Reputation: 13
I am fiddling with MS SQL and I am getting different results after running these two queries (...maybe it is just my amateurism in MS SQL):
/* If you spot any syntax errors it doesn't matter, I am writing this out of my head */
SELECT
AVG(X.AvgDailyExpense) AS AverageDailyExpense
FROM
(SELECT
AVG(we.DailyExpense) AS AvgDailyExpense
FROM
WorkerExpense we
LEFT JOIN Worker w ON w.Id = we.WorkerId
GROUP BY
w.Id) X;
SELECT
AVG(we.DailyExpense) AS AverageDailyExpense
FROM
WorkerExpense we
LEFT JOIN Worker w ON w.Id = we.WorkerId;
There is a foreign key between WorkerExpense and Worker and it is impossible for WorkerExpense table to have a reference to worker row that doesn't exist. Also, DailyExpense is money data type (maybe that matters?).
Now, the lower query is returning what should be the correct result (I calculated the result manually on small number of rows) and upper query is always returning a value greater than it should be.
Could anyone please explain it a bit more detailed why is this happening? Is it because of number rounding or...?
Upvotes: 1
Views: 451
Reputation: 16364
Suppose that you have workers with the following expenses:
A: 1, 2, 3, 4, 5, 6, 7, 8, 9 (average 45 / 9 = 5)

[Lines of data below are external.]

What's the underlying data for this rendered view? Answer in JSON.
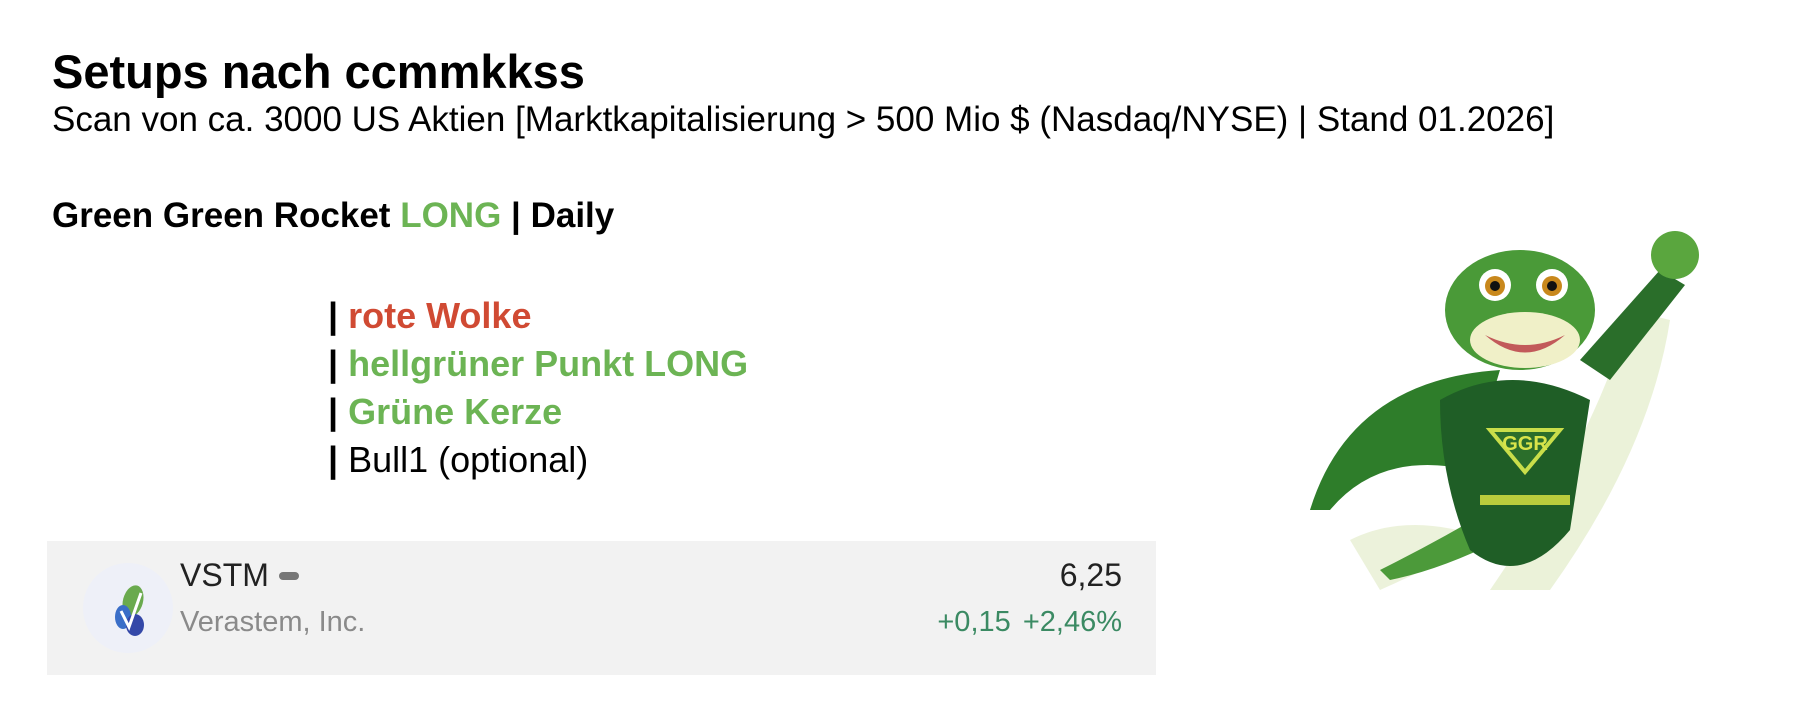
{
  "header": {
    "title": "Setups nach ccmmkkss",
    "subtitle": "Scan von ca. 3000 US Aktien [Marktkapitalisierung > 500 Mio $ (Nasdaq/NYSE) | Stand 01.2026]"
  },
  "setup": {
    "name": "Green Green Rocket",
    "direction": "LONG",
    "separator": "|",
    "timeframe": "Daily"
  },
  "criteria": [
    {
      "bar": "|",
      "label": "rote Wolke",
      "color": "#d04a33"
    },
    {
      "bar": "|",
      "label": "hellgrüner Punkt LONG",
      "color": "#6cb454"
    },
    {
      "bar": "|",
      "label": "Grüne Kerze",
      "color": "#6cb454"
    },
    {
      "bar": "|",
      "label": "Bull1 (optional)",
      "color": "#000000"
    }
  ],
  "stock": {
    "ticker": "VSTM",
    "company": "Verastem, Inc.",
    "price": "6,25",
    "change_abs": "+0,15",
    "change_pct": "+2,46%",
    "logo_icon": "verastem-logo-icon",
    "status_icon": "dash-icon"
  },
  "mascot": {
    "badge_text": "GGR"
  },
  "colors": {
    "long": "#6cb454",
    "red": "#d04a33",
    "positive": "#3b8a63"
  }
}
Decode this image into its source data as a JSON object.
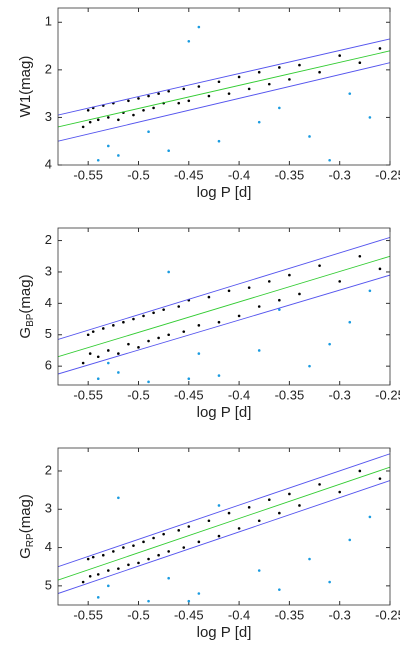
{
  "chart_data": [
    {
      "type": "scatter",
      "y_inverted": true,
      "xlabel": "log P [d]",
      "ylabel": {
        "main": "W1",
        "unit": "(mag)"
      },
      "xlim": [
        -0.58,
        -0.25
      ],
      "xticks": [
        -0.55,
        -0.5,
        -0.45,
        -0.4,
        -0.35,
        -0.3,
        -0.25
      ],
      "ylim": [
        0.7,
        4
      ],
      "yticks": [
        1,
        2,
        3,
        4
      ],
      "series": [
        {
          "mode": "markers",
          "color": "#000000",
          "x": [
            -0.555,
            -0.55,
            -0.548,
            -0.545,
            -0.54,
            -0.535,
            -0.53,
            -0.525,
            -0.52,
            -0.515,
            -0.51,
            -0.505,
            -0.5,
            -0.495,
            -0.49,
            -0.485,
            -0.48,
            -0.475,
            -0.47,
            -0.46,
            -0.455,
            -0.45,
            -0.44,
            -0.43,
            -0.42,
            -0.41,
            -0.4,
            -0.39,
            -0.38,
            -0.37,
            -0.36,
            -0.35,
            -0.34,
            -0.32,
            -0.3,
            -0.28,
            -0.26
          ],
          "values": [
            3.2,
            2.85,
            3.1,
            2.8,
            3.05,
            2.75,
            3.0,
            2.7,
            3.05,
            2.9,
            2.65,
            2.95,
            2.6,
            2.85,
            2.55,
            2.8,
            2.5,
            2.7,
            2.45,
            2.7,
            2.4,
            2.65,
            2.35,
            2.55,
            2.25,
            2.5,
            2.15,
            2.4,
            2.05,
            2.3,
            1.95,
            2.2,
            1.9,
            2.05,
            1.7,
            1.85,
            1.55
          ]
        },
        {
          "mode": "markers",
          "color": "#1a9be0",
          "x": [
            -0.54,
            -0.53,
            -0.52,
            -0.49,
            -0.47,
            -0.44,
            -0.42,
            -0.38,
            -0.36,
            -0.33,
            -0.31,
            -0.29,
            -0.27,
            -0.45
          ],
          "values": [
            3.9,
            3.6,
            3.8,
            3.3,
            3.7,
            1.1,
            3.5,
            3.1,
            2.8,
            3.4,
            3.9,
            2.5,
            3.0,
            1.4
          ]
        },
        {
          "mode": "line",
          "color": "#5555ee",
          "x": [
            -0.58,
            -0.25
          ],
          "values": [
            2.95,
            1.35
          ]
        },
        {
          "mode": "line",
          "color": "#5555ee",
          "x": [
            -0.58,
            -0.25
          ],
          "values": [
            3.5,
            1.85
          ]
        },
        {
          "mode": "line",
          "color": "#33cc33",
          "x": [
            -0.58,
            -0.25
          ],
          "values": [
            3.2,
            1.6
          ]
        }
      ]
    },
    {
      "type": "scatter",
      "y_inverted": true,
      "xlabel": "log P [d]",
      "ylabel": {
        "main": "G",
        "sub": "BP",
        "unit": "(mag)"
      },
      "xlim": [
        -0.58,
        -0.25
      ],
      "xticks": [
        -0.55,
        -0.5,
        -0.45,
        -0.4,
        -0.35,
        -0.3,
        -0.25
      ],
      "ylim": [
        1.6,
        6.6
      ],
      "yticks": [
        2,
        3,
        4,
        5,
        6
      ],
      "series": [
        {
          "mode": "markers",
          "color": "#000000",
          "x": [
            -0.555,
            -0.55,
            -0.548,
            -0.545,
            -0.54,
            -0.535,
            -0.53,
            -0.525,
            -0.52,
            -0.515,
            -0.51,
            -0.505,
            -0.5,
            -0.495,
            -0.49,
            -0.485,
            -0.48,
            -0.475,
            -0.47,
            -0.46,
            -0.455,
            -0.45,
            -0.44,
            -0.43,
            -0.42,
            -0.41,
            -0.4,
            -0.39,
            -0.38,
            -0.37,
            -0.36,
            -0.35,
            -0.34,
            -0.32,
            -0.3,
            -0.28,
            -0.26
          ],
          "values": [
            5.9,
            5.0,
            5.6,
            4.9,
            5.7,
            4.8,
            5.5,
            4.7,
            5.6,
            4.6,
            5.3,
            4.5,
            5.4,
            4.4,
            5.2,
            4.3,
            5.1,
            4.2,
            5.0,
            4.1,
            4.9,
            3.9,
            4.7,
            3.8,
            4.6,
            3.6,
            4.4,
            3.5,
            4.1,
            3.3,
            3.9,
            3.1,
            3.7,
            2.8,
            3.3,
            2.5,
            2.9
          ]
        },
        {
          "mode": "markers",
          "color": "#1a9be0",
          "x": [
            -0.54,
            -0.53,
            -0.52,
            -0.49,
            -0.47,
            -0.44,
            -0.42,
            -0.38,
            -0.36,
            -0.33,
            -0.31,
            -0.29,
            -0.27,
            -0.45
          ],
          "values": [
            6.4,
            5.9,
            6.2,
            6.5,
            3.0,
            5.6,
            6.3,
            5.5,
            4.2,
            6.0,
            5.3,
            4.6,
            3.6,
            6.4
          ]
        },
        {
          "mode": "line",
          "color": "#5555ee",
          "x": [
            -0.58,
            -0.25
          ],
          "values": [
            5.15,
            1.9
          ]
        },
        {
          "mode": "line",
          "color": "#5555ee",
          "x": [
            -0.58,
            -0.25
          ],
          "values": [
            6.25,
            3.1
          ]
        },
        {
          "mode": "line",
          "color": "#33cc33",
          "x": [
            -0.58,
            -0.25
          ],
          "values": [
            5.7,
            2.5
          ]
        }
      ]
    },
    {
      "type": "scatter",
      "y_inverted": true,
      "xlabel": "log P [d]",
      "ylabel": {
        "main": "G",
        "sub": "RP",
        "unit": "(mag)"
      },
      "xlim": [
        -0.58,
        -0.25
      ],
      "xticks": [
        -0.55,
        -0.5,
        -0.45,
        -0.4,
        -0.35,
        -0.3,
        -0.25
      ],
      "ylim": [
        1.4,
        5.5
      ],
      "yticks": [
        2,
        3,
        4,
        5
      ],
      "series": [
        {
          "mode": "markers",
          "color": "#000000",
          "x": [
            -0.555,
            -0.55,
            -0.548,
            -0.545,
            -0.54,
            -0.535,
            -0.53,
            -0.525,
            -0.52,
            -0.515,
            -0.51,
            -0.505,
            -0.5,
            -0.495,
            -0.49,
            -0.485,
            -0.48,
            -0.475,
            -0.47,
            -0.46,
            -0.455,
            -0.45,
            -0.44,
            -0.43,
            -0.42,
            -0.41,
            -0.4,
            -0.39,
            -0.38,
            -0.37,
            -0.36,
            -0.35,
            -0.34,
            -0.32,
            -0.3,
            -0.28,
            -0.26
          ],
          "values": [
            4.9,
            4.3,
            4.75,
            4.25,
            4.7,
            4.2,
            4.6,
            4.1,
            4.55,
            4.0,
            4.45,
            3.95,
            4.4,
            3.85,
            4.3,
            3.75,
            4.2,
            3.65,
            4.1,
            3.55,
            4.0,
            3.45,
            3.85,
            3.3,
            3.7,
            3.1,
            3.5,
            2.95,
            3.3,
            2.75,
            3.1,
            2.6,
            2.9,
            2.35,
            2.55,
            2.0,
            2.2
          ]
        },
        {
          "mode": "markers",
          "color": "#1a9be0",
          "x": [
            -0.54,
            -0.53,
            -0.52,
            -0.49,
            -0.47,
            -0.44,
            -0.42,
            -0.38,
            -0.36,
            -0.33,
            -0.31,
            -0.29,
            -0.27,
            -0.45
          ],
          "values": [
            5.3,
            5.0,
            2.7,
            5.4,
            4.8,
            5.2,
            2.9,
            4.6,
            5.1,
            4.3,
            4.9,
            3.8,
            3.2,
            5.4
          ]
        },
        {
          "mode": "line",
          "color": "#5555ee",
          "x": [
            -0.58,
            -0.25
          ],
          "values": [
            4.5,
            1.55
          ]
        },
        {
          "mode": "line",
          "color": "#5555ee",
          "x": [
            -0.58,
            -0.25
          ],
          "values": [
            5.2,
            2.25
          ]
        },
        {
          "mode": "line",
          "color": "#33cc33",
          "x": [
            -0.58,
            -0.25
          ],
          "values": [
            4.85,
            1.9
          ]
        }
      ]
    }
  ]
}
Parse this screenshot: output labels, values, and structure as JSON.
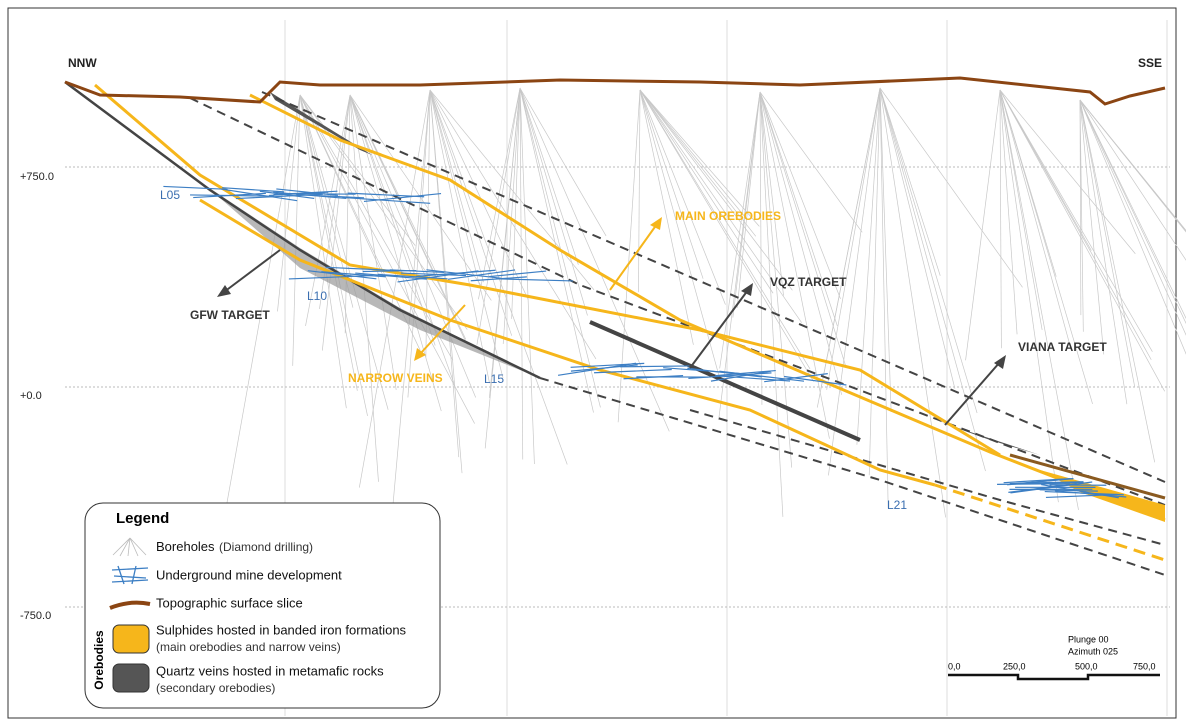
{
  "header": {
    "left": "NNW",
    "right": "SSE"
  },
  "elevations": [
    "+750.0",
    "+0.0",
    "-750.0"
  ],
  "levels": [
    "L05",
    "L10",
    "L15",
    "L21"
  ],
  "targets": {
    "main_orebodies": "MAIN OREBODIES",
    "vqz": "VQZ TARGET",
    "gfw": "GFW TARGET",
    "narrow_veins": "NARROW VEINS",
    "viana": "VIANA TARGET"
  },
  "legend": {
    "title": "Legend",
    "group": "Orebodies",
    "items": [
      {
        "label": "Boreholes",
        "note": "(Diamond drilling)"
      },
      {
        "label": "Underground mine development"
      },
      {
        "label": "Topographic surface slice"
      },
      {
        "label": "Sulphides hosted in banded iron formations",
        "note": "(main orebodies and narrow veins)"
      },
      {
        "label": "Quartz veins hosted in metamafic rocks",
        "note": "(secondary orebodies)"
      }
    ]
  },
  "scale": {
    "plunge": "Plunge 00",
    "azimuth": "Azimuth 025",
    "ticks": [
      "0,0",
      "250,0",
      "500,0",
      "750,0"
    ]
  }
}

B: 12, 13, 14 (average 39 / 3 = 13)
The straight average of all the expenses is (45 + 39) / 12 = 7, but the average of the averages of the two workers is (5 + 13) / 2 = 9.
Upvotes: 1
Reputation: 2870
Those are two different mathematical questions. Consider one Worker group with two WorkerExpense entries, which are 0 and 3000. Consider a second Worker group with a single WorkerExpense Entry, which is 0.
Your first query will find the averages of the two groups first, e.g., 1500 and 0, and then average those numbers, for a result of 750.
Your second query will average the three numbers 0, 3000, and 0, for a result of 1000.
These are two different things. You have to decide which one you intend.
Upvotes: 1
Reputation: 2638
These queries will return different results because they are answering different questions. The second query answers "what is the average daily expense across all daily expense reports". The first query first finds the average daily expense by individual and then asks "what is the average of the individual-based average daily expense". They are answering very different questions.
Another way to think about it is that the the second query is giving greater weight to individuals that have a larger number of expense reports. The first query normalizes the data by individual.
Upvotes: 1